(By Balachander) Brean Murray, Carret & Co. (BMC) lowered its price target on shares of InterMune Inc. (NASDAQ:ITMN) to $33 from $37 and said shares remain substantially undervalued on a risk-adjusted cash flow basis.
The company reported a $47.6 million loss, ending the quarter with $377.2 million in cash and $240.3 million in convertible debt. Overall revenue was $8.9 million. BMC said ITMN's Esbriet lung disease drug sales of $4.9 million in 1Q12 missed its expectation of $7.5 million and consensus estimates of $5.9 million.
"Topline Esbriet sales came in short of dampened expectations....We expect the top-line miss to further fuel negative sentiment plaguing the stock in recent weeks," the brokerage wrote. BMC has a "Buy" rating on the stock.
"Although an actual breakout of new patient starts put the quarter in a more positive light, we see the decrease in new starts in Germany relative to last quarter as a disappointment and are adjusting our growth trajectory accordingly," BMC said.

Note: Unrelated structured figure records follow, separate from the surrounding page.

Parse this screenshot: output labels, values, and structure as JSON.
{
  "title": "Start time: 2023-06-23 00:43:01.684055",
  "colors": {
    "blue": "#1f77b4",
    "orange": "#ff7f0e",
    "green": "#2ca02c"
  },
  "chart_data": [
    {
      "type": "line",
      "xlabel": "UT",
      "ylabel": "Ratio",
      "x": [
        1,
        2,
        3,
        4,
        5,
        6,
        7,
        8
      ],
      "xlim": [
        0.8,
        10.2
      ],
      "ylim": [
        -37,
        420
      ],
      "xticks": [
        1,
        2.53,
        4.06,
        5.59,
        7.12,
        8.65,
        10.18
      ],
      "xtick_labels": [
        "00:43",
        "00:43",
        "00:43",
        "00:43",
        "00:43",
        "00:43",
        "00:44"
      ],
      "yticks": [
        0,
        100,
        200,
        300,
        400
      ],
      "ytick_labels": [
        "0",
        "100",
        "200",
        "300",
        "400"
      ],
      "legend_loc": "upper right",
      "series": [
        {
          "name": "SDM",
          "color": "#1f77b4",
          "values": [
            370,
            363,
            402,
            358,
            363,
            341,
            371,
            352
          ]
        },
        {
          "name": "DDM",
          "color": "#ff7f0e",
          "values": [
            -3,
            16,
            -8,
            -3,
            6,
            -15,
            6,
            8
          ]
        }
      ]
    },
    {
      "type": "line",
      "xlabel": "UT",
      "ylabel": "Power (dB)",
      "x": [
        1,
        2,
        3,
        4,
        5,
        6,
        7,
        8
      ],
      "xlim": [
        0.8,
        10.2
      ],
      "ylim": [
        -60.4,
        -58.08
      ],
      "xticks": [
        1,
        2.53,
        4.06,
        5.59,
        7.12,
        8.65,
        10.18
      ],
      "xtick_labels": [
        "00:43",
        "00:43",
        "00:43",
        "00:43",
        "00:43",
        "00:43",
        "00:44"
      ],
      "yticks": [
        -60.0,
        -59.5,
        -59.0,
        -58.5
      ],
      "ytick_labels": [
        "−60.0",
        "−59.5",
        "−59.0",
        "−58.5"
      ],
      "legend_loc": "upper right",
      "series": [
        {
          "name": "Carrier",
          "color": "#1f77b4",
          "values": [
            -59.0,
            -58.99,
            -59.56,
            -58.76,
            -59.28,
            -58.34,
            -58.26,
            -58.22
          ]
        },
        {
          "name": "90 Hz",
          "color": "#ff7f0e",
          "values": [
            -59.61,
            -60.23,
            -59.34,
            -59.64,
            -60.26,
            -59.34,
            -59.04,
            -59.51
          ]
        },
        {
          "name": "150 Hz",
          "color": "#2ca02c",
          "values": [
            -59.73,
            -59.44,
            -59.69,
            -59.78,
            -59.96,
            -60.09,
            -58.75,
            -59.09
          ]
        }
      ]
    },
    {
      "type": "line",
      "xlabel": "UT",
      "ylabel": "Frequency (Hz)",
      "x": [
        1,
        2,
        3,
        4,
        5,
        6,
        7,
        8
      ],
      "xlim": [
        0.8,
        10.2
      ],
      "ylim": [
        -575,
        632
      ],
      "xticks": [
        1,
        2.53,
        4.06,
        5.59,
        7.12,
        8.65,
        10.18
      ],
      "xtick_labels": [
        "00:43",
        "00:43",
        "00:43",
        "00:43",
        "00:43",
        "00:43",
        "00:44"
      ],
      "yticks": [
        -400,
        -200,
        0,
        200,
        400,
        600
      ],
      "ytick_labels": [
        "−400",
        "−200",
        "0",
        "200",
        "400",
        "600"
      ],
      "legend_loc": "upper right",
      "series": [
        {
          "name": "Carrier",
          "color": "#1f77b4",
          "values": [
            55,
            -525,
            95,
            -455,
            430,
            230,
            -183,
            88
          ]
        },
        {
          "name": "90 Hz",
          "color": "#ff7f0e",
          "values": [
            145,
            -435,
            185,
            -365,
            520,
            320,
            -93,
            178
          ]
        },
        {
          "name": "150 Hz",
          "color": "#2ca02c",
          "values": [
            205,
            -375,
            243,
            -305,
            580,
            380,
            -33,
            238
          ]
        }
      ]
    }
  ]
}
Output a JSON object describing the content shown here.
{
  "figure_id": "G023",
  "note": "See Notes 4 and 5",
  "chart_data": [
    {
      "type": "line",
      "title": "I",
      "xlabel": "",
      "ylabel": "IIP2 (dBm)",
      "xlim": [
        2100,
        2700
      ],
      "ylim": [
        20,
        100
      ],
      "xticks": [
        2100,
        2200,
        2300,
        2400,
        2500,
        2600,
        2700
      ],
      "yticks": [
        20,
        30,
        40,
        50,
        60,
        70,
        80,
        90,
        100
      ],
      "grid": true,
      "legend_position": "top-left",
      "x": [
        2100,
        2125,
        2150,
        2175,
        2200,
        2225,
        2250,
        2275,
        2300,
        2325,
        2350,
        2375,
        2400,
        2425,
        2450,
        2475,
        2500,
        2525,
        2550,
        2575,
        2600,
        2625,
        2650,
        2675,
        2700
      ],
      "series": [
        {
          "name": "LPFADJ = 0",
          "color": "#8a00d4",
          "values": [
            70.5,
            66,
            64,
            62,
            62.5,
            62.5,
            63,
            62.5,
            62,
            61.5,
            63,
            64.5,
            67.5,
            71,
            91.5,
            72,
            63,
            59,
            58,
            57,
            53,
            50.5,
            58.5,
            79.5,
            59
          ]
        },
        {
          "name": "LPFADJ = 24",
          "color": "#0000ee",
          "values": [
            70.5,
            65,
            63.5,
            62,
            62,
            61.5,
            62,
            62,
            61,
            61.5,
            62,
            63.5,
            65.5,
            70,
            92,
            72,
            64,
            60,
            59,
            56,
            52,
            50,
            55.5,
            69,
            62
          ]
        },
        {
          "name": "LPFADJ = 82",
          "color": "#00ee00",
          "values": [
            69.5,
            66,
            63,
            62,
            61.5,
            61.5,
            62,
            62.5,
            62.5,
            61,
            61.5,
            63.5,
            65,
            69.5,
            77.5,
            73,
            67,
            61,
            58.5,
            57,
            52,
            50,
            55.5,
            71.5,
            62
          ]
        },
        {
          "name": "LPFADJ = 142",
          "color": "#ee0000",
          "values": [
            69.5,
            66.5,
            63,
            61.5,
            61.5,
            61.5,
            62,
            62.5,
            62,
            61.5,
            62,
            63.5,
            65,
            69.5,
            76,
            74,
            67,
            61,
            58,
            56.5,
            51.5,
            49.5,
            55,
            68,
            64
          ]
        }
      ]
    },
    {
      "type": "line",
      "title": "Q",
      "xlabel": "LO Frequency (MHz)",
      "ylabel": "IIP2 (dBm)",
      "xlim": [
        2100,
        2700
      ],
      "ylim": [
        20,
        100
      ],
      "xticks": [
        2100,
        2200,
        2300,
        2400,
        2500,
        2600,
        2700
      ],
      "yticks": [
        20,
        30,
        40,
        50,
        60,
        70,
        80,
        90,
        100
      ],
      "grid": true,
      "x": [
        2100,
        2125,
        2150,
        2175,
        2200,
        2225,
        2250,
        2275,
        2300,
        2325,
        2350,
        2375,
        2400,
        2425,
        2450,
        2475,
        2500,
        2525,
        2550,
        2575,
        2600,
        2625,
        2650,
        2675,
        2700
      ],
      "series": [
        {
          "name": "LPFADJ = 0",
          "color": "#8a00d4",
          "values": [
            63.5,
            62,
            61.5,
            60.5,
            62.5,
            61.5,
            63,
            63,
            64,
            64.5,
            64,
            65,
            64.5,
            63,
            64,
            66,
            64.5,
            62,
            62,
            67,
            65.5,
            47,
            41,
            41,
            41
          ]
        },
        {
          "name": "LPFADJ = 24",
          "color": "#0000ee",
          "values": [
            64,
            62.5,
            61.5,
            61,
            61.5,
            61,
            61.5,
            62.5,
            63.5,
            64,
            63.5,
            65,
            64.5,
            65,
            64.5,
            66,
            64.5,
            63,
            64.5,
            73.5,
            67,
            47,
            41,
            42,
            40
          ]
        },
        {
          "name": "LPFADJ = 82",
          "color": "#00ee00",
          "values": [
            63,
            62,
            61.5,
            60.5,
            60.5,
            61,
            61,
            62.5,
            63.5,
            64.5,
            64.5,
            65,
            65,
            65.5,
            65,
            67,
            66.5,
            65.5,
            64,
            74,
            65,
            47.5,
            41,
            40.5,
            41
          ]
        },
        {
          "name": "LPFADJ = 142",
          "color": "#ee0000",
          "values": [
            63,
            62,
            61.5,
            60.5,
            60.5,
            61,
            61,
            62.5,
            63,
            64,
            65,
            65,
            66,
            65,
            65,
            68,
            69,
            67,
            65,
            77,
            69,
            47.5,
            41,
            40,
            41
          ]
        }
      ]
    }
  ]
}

The brokerage believes the last four months of the year will be a source of significant upside as it gets clarity on pricing in Germany, France, Italy and Spain. "Although it is possible that French pricing could come in earlier than September, we believe a September 15 price determination in Germany will recognize the value of Esbriet, albeit at a 10 percent - 20 percent discount to the current $40k per patient/year net price," BMC said.
InterMune shares, which have been trading in the 52-week range of $9.66 to $46.13, tumbled 17.5 percent to trade at $10.27 on Friday.